Un riferimento interessante in questa direzione è il modello di Lemonade, insurtech americana che ha introdotto un approccio strutturalmente diverso da quello delle compagnie tradizionali. Lemonade trattiene una commissione fissa per le spese operative e destina i premi non utilizzati per i sinistri a organizzazioni no-profit scelte dagli stessi assicurati - il cosiddetto Programma Giveback. Il meccanismo riduce il conflitto di interessi tra assicuratore e assicurato, incentivando comportamenti più trasparenti da entrambe le parti.

Come costruire polizze innovative: modelli operativi. Alcuni esempi.
1. Polizza multimezzo unificata
Tutti i mezzi dell'assicurato - auto, moto, bici, monopattino, mezzi in sharing - confluiscono in un unico contenitore assicurativo. La struttura prevede una base fissa per ogni mezzo registrato e una parte variabile legata all'effettivo utilizzo: tempo di uso, contesto urbano o extraurbano, rischio del tragitto e stile di guida.

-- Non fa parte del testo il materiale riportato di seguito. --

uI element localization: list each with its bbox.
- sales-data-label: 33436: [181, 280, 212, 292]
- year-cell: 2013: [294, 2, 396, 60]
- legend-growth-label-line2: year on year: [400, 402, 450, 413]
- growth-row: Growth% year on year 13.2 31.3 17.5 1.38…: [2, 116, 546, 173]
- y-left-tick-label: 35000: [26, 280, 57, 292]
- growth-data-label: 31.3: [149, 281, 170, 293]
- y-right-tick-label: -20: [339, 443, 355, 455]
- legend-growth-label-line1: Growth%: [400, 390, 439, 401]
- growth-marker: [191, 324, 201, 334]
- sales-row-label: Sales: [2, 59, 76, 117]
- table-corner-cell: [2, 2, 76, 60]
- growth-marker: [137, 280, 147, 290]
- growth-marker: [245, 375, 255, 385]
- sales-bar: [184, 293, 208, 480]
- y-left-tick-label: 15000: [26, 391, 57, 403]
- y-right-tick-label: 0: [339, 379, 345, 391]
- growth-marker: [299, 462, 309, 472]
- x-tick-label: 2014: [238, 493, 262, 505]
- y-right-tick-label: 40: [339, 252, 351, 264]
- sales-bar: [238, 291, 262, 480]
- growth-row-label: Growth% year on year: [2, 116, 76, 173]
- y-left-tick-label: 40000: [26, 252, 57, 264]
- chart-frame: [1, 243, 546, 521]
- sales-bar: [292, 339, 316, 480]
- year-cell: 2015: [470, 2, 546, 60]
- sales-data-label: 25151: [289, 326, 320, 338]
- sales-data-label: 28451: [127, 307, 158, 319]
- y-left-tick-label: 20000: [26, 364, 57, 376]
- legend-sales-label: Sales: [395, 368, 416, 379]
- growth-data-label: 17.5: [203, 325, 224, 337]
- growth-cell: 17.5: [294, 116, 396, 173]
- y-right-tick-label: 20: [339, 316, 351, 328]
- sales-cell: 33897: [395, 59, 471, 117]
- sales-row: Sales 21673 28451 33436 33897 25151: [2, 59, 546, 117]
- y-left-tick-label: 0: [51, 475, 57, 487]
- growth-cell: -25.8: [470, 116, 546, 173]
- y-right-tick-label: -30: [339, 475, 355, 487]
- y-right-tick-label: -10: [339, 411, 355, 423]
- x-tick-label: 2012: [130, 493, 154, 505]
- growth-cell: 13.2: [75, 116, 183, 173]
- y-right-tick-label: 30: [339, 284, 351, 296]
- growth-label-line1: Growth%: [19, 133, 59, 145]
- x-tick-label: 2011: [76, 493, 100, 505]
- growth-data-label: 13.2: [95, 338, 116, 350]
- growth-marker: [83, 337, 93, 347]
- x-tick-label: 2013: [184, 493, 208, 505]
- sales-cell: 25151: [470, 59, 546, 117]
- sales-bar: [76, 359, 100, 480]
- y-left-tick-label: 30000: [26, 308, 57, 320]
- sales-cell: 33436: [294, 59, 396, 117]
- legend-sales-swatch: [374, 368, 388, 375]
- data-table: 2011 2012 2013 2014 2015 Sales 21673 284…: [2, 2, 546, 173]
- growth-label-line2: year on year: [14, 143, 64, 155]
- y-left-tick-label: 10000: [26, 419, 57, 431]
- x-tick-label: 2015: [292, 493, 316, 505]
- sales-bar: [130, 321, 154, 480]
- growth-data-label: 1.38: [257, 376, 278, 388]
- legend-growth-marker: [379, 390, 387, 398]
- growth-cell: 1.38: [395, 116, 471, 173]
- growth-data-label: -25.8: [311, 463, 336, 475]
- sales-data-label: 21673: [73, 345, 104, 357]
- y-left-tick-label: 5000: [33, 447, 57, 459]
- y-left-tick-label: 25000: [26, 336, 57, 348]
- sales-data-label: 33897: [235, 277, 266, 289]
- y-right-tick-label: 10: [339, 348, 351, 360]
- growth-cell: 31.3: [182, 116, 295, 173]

Il sistema fornisce un feedback a ogni spostamento, comunicando se la condotta tenuta comporterà una penale o uno sconto sul costo a chilometro. Sono previsti inoltre incentivi per chi riduce l'uso dei mezzi più impattanti e bonus per chi integra mezzi dolci e sharing.
Esempio: una persona registra auto, e-bike e monopattino. La copertura si attiva automaticamente all'avvio di ogni spostamento, con tariffa variabile modulata sulle tratte percorse.
2. Copertura On-Off con logica Event-Driven
La copertura si attiva e disattiva in base al comportamento dell'utente, indipendentemente dal mezzo. Per auto e moto, il trigger è la scatola nera evoluta; per bici e monopattini, accelerometri da smartwatch, GPS del telefono o connessione Bluetooth con il veicolo. La copertura si attiva all'avvio del tragitto e si disattiva quando il mezzo è fermo, fatta salva la copertura base per la sosta su suolo pubblico.
3. Sistema di incentivi sostenibili
I dati emissivi resi disponibili dalle case costruttrici rendono possibile un approccio tariffario variabile basato sulle emissioni effettive di ogni veicolo. Una polizza multimezzo potrebbe associare a ciascun mezzo il proprio coefficiente emissivo - differenziando, ad esempio, tra ibrido ed elettrico - e tradurlo in incentivi concreti: bonus per chi utilizza la bici o mezzi a basso impatto, sconti per chi riduce l'uso dell'auto, agevolazioni per chi aderisce a programmi di car pooling certificato.
4. Community Insurance e Risk Sharing
Gruppi omogenei di assicurati (dipendenti che condividono tragitti casa-lavoro, bike commuter, utenti sharing) partecipano collettivamente alla gestione del rischio. La tariffazione si basa sulla performance della community: meno sinistri si verificano, più si abbassa il premio per tutti i membri. I risparmi generati possono essere redistribuiti sotto forma di riduzione dei premi o delle franchigie.
Esempio: gli assicurati comunicano via app la propria necessità di spostamento; chi trasporta altri membri riduce i viaggi individuali e ottiene premi più bassi.

Il valore per la collettività
L’innovazione assicurativa genera benefici che vanno oltre il singolo assicurato, che paga in base all'uso reale e può risparmiare, per estendersi alla collettività.
Le polizze possono incentivare l’uso della bici, premiare chi sceglie mezzi meno inquinanti, favorire la condivisione dei tragitti e supportare le aziende nella riduzione del proprio impatto ambientale.
In questo modo la polizza, da obbligo di legge, diventa uno strumento di cambiamento: un abilitatore silenzioso che accompagna cittadini, imprese e comunità verso una mobilità più sana, efficiente e sostenibile.